Entrepreneurial Skills Training: EPFL and BFH Jointly Develop a “Serious Game” in Entrepreneurship

EPFL and BFH jointly develop a module of a serious entrepreneurship game for vocational learners that incorporates the concept of productive failure.

Abstract

In this project we design, develop and test a module for a scenario-based “serious game” to promote entrepreneurial competencies. Main target groups are primarily vocational school students and secondarily students at universities of applied sciences.

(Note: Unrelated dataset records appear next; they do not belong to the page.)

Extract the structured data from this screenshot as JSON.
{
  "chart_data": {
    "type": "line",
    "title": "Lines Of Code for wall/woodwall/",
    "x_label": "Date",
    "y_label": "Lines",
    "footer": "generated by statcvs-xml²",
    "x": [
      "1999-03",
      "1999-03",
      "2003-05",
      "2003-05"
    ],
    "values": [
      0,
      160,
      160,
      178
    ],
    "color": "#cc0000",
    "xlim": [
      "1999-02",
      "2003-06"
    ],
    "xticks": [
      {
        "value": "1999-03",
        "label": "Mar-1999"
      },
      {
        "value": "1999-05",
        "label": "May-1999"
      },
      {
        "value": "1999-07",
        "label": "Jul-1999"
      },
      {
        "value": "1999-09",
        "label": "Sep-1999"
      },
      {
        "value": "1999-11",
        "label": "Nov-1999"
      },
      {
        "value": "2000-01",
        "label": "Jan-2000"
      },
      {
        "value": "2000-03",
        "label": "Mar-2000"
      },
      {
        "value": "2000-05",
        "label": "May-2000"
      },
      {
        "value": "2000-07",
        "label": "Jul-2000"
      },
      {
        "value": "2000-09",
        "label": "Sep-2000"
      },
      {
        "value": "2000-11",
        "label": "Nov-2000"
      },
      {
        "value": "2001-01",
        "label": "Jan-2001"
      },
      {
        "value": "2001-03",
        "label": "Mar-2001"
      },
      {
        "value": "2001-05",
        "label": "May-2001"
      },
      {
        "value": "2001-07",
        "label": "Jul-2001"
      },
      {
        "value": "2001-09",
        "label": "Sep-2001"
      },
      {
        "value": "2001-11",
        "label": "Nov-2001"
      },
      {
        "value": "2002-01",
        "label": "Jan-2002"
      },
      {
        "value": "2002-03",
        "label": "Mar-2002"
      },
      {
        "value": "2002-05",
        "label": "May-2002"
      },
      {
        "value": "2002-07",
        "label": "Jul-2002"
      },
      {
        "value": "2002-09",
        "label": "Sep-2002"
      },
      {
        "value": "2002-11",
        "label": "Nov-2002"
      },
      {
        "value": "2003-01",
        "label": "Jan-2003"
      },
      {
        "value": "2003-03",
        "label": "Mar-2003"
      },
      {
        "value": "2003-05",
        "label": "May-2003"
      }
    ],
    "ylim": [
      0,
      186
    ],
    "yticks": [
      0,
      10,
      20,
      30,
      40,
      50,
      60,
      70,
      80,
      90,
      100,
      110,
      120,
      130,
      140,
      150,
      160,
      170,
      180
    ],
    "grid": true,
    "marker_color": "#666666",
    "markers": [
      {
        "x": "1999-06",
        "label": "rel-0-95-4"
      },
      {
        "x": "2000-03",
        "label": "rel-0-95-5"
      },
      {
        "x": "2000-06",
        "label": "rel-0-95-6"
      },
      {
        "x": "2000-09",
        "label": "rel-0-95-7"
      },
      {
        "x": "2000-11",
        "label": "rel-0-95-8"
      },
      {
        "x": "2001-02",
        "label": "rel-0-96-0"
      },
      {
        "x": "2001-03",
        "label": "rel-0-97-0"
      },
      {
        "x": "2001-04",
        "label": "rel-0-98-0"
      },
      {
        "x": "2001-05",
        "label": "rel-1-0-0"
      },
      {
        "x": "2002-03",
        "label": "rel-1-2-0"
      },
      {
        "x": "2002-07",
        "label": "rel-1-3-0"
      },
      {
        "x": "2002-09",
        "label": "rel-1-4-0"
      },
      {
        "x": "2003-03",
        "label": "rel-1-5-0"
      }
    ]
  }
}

The serious game is jointly designed by the BFH team and the EPFL team, with the BFH team responsible for the content and the pedagogical-didactical design and the EPFL for the interaction concept and the implementation.

 

While simulations and serious games have been used extensively in entrepreneurship education, our approach differs from previous serious games in entrepreneurship in three ways:

 

  • The setting of the game refers to the early stages of a business. Players must decide on a business model and consider how to test their idea. Existing games often focus on managing an already running business.

 

  • We actively use the paradigm of productive failure as the underlying learning theory, meaning that players can choose a “wrong” learning path that ends in failure. This then becomes apparent as the game progresses, and players receive feedback and a resolution to the learning experience from which they can learn. Learning from failure is an important pedagogical element that is currently neglected in entrepreneurship education.

 

  • We seek to incorporate the element of “uncertainty” into our game, an important factor in real entrepreneurial contexts that is rarely integrated into games.

(Zwischen-) Ergebnisse und Infos zum Projektstand

The game will be tested with learners in a pre-post study in fall / winter 2023. We are currently at the end of the design phase. The development of the game content has already started.

Translation

If the game can be successfully developed and has a positive impact on entrepreneurial skills, it will become part of the entrepreneurship program “myidea”, a learning program that was co-developed by Susan Müller, Eveline Gutzwiller-Helfenfinger, and others and is disseminated by the “Swiss Center for Entrepreneurial Thinking and Acting” (scETH).